Steel Guide Rods for Glock 3rd Generation Pistols
Glock Models 19, 23, 32 & 38
Decreases Muzzle Rise - For Improved Follow Up Shot Speed
Does Not Accelerate Recoil Spring Corrosion Like Stainless Steel
White Sound Defense steel guide rods for Glock pistols provide improved follow up shot speed, improved cycling, improved CQB reliability, and improved durability.
Adding mass to the front of the gun decreases muzzle rise. The reduced movement of the muzzle reduces the time it takes to recover from a shot and get back on target. Because the guide rod is located far forward of the center of rotation, it is one of the most effective places to add weight. In a non-compensated gun, the improvement in shot-to-shot speed is significant.

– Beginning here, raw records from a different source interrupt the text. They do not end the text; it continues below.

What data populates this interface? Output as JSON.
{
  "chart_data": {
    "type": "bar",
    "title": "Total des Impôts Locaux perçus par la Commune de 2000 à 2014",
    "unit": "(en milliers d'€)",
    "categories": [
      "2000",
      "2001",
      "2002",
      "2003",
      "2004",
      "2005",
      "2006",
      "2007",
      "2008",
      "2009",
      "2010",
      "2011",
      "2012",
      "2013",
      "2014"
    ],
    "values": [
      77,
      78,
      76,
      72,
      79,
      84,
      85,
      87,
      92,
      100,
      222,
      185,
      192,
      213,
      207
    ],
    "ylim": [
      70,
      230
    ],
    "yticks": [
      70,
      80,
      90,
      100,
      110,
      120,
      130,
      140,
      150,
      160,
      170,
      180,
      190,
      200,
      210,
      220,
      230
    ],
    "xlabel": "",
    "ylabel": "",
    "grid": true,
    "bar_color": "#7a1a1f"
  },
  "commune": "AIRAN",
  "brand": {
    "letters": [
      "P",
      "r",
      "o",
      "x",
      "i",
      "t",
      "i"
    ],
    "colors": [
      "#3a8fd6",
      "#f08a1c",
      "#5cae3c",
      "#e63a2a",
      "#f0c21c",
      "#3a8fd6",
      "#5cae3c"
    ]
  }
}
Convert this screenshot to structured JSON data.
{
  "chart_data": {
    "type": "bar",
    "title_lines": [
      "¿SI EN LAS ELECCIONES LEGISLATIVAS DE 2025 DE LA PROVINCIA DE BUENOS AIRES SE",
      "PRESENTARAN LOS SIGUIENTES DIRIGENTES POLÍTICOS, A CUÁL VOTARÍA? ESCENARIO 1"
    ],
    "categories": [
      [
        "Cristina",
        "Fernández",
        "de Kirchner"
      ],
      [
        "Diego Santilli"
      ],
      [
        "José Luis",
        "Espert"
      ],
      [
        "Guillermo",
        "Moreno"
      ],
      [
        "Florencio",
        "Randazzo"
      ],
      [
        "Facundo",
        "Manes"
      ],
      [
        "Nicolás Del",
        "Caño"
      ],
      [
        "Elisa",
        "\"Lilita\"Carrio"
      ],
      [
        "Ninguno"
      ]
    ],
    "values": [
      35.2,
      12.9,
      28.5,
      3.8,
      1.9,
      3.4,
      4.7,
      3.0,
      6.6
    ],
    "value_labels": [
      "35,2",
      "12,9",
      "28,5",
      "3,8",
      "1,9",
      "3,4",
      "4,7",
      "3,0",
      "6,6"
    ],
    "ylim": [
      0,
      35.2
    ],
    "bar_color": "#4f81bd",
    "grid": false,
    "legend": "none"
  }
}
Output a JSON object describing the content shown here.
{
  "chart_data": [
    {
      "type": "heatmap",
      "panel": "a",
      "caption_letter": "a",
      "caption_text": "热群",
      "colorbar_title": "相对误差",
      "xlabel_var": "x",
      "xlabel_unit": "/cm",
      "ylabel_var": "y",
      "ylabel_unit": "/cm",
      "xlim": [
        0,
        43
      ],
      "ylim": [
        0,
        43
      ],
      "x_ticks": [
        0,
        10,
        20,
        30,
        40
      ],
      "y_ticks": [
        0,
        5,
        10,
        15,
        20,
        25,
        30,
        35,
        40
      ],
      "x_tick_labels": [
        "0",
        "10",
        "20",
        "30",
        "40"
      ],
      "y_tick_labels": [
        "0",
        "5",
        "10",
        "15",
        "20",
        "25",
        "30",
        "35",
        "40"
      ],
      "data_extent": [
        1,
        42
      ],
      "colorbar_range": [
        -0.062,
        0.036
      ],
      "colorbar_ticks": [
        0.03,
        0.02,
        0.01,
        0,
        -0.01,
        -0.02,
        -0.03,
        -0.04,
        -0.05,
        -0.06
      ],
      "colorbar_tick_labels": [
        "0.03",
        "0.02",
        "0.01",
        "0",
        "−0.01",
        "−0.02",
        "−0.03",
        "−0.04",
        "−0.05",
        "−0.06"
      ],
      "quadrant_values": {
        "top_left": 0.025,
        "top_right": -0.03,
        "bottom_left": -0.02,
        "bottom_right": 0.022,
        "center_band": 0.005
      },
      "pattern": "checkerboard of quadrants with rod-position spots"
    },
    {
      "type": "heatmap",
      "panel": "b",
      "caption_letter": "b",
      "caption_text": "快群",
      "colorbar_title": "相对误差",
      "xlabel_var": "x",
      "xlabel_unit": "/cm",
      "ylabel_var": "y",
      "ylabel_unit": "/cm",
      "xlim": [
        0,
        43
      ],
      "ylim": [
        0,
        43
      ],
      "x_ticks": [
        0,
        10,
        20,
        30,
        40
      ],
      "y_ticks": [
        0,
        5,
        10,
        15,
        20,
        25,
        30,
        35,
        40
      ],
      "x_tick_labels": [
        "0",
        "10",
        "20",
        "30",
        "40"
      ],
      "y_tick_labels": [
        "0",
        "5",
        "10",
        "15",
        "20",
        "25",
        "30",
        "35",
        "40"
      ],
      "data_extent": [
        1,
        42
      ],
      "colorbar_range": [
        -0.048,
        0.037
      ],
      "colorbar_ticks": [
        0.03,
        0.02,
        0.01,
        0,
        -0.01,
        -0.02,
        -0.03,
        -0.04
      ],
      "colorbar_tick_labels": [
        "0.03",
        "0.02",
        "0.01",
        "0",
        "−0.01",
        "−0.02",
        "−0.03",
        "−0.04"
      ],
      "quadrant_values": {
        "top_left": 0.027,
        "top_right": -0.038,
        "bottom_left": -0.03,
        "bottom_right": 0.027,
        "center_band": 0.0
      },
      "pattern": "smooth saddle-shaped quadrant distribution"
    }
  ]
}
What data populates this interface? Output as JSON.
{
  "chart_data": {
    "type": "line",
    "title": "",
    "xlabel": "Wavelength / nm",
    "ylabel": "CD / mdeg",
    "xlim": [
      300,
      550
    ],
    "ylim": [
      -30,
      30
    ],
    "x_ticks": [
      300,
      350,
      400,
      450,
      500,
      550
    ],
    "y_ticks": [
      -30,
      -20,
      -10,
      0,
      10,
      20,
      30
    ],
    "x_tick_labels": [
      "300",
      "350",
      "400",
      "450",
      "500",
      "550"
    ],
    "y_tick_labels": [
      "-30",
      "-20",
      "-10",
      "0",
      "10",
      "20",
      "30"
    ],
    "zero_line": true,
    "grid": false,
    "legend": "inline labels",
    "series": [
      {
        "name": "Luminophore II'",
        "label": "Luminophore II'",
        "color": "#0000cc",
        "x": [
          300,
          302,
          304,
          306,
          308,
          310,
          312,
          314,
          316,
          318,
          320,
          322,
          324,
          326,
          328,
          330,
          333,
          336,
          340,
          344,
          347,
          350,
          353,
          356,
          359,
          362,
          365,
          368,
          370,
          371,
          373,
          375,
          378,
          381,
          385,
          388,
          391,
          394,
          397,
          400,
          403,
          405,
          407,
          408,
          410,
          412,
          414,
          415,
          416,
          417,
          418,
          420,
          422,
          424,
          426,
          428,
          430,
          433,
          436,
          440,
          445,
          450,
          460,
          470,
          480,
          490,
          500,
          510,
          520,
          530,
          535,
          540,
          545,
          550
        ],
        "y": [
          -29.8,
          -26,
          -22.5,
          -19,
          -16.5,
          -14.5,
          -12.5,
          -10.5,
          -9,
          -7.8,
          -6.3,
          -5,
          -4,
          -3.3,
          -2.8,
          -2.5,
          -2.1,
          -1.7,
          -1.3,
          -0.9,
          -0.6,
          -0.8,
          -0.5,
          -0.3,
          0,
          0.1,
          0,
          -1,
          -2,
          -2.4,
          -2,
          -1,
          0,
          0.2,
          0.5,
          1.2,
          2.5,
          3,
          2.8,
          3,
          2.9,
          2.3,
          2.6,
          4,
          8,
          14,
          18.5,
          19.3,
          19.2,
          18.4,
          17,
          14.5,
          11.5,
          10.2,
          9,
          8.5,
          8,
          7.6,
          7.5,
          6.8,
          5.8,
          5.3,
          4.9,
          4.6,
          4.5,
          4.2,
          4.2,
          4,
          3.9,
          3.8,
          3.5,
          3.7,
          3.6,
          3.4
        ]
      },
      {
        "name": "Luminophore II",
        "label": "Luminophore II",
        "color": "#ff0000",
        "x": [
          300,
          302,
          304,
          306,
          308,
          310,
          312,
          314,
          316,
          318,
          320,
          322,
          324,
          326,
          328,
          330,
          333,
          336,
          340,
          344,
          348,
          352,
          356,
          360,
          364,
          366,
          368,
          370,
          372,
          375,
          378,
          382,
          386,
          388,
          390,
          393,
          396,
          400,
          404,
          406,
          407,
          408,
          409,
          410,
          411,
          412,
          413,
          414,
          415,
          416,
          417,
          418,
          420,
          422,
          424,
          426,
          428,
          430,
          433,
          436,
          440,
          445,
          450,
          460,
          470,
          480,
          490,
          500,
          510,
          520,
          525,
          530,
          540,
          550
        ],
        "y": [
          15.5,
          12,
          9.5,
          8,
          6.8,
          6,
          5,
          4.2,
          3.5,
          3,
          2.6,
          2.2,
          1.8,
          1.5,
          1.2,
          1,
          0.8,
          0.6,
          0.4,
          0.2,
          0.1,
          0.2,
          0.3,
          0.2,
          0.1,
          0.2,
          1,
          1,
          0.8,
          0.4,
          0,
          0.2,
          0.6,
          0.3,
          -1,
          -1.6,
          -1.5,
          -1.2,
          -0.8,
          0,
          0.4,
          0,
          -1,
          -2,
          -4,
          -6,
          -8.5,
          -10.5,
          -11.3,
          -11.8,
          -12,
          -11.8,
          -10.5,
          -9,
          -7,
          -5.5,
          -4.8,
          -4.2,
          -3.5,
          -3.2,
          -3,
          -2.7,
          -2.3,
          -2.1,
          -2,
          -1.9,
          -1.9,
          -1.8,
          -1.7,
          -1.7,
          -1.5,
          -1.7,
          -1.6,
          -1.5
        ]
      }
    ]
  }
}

The additional mass also reduces the likelihood of 'limp wrist' induced malfunctions. This is especially a concern when operating the weapon while injured or when shooting with one hand. Because the guide rod does not move with the slide, the additional inertia of the rod acts as an anchor for the slide to pull against. This greatly increases the reliability when the weapon is not gripped in an ideal manner.
The guide rod has been slightly extended past the muzzle of the weapon to reduce the likelihood of a malfunction if the muzzle is inadvertently pressed into an opponent in a CQB circumstance. The geometry of the rod has been designed to avoid interfering with any additional accessories such as suppressors.
Stainless steel guide rods encourage galvanic corrosion of the recoil spring. This problem is exacerbated because the guide rod is of much larger mass than the recoil spring. As such, using a material like stainless that encourages corrosion of the coupled spring is not recommend for field environments.
To manage environmental exposure White Sound Defense guide rods are made from 4340 alloy steel which is more corrosion resistant than plain carbon steel. The guide rods are then heat-treated, ferritic nitrocarburized, and then subjected to a post-nitriding oxidation treatment. This results in a guide rod that is as just as corrosion resistant as the rest of the rest of the firearm without causing increased corrosion in the recoil spring. An additional advantage of 4340 alloy steel is that it is more crack resistant than stainless steel.
These guide rods are produced as uncaptured to avoid the engineering compromises that must be made with captured guide rods. The first issue is that any screw type capture system increases the likelihood of a crack developing at the muzzle end of the guide rod. The second issue is that lug type retention requires the use of dead coils (closed ends) on the recoil springs. This takes up space that could be used for active coils. It also makes replacing springs more difficult. After testing dozens of designs White Sound Defense settled on an uncaptured rod as the recommended solution for 3rd generation pistols. However, a transverse hole that fits the standard Glock armorer's tool was added to make assembly easier with gloves or when hands are cold. (See Video Links Below For Details)
Q: Why does the guide rod (and sometimes the underside of the barrel) turn silver/grey when using White Sound Defense springs?
A: The rust preventative coating on the springs can rub onto surrounding surfaces giving them a grey/silver color. It is usually most noticeable on the guide rod. This is a bit like grease spreading from one surface to another and is not harmful.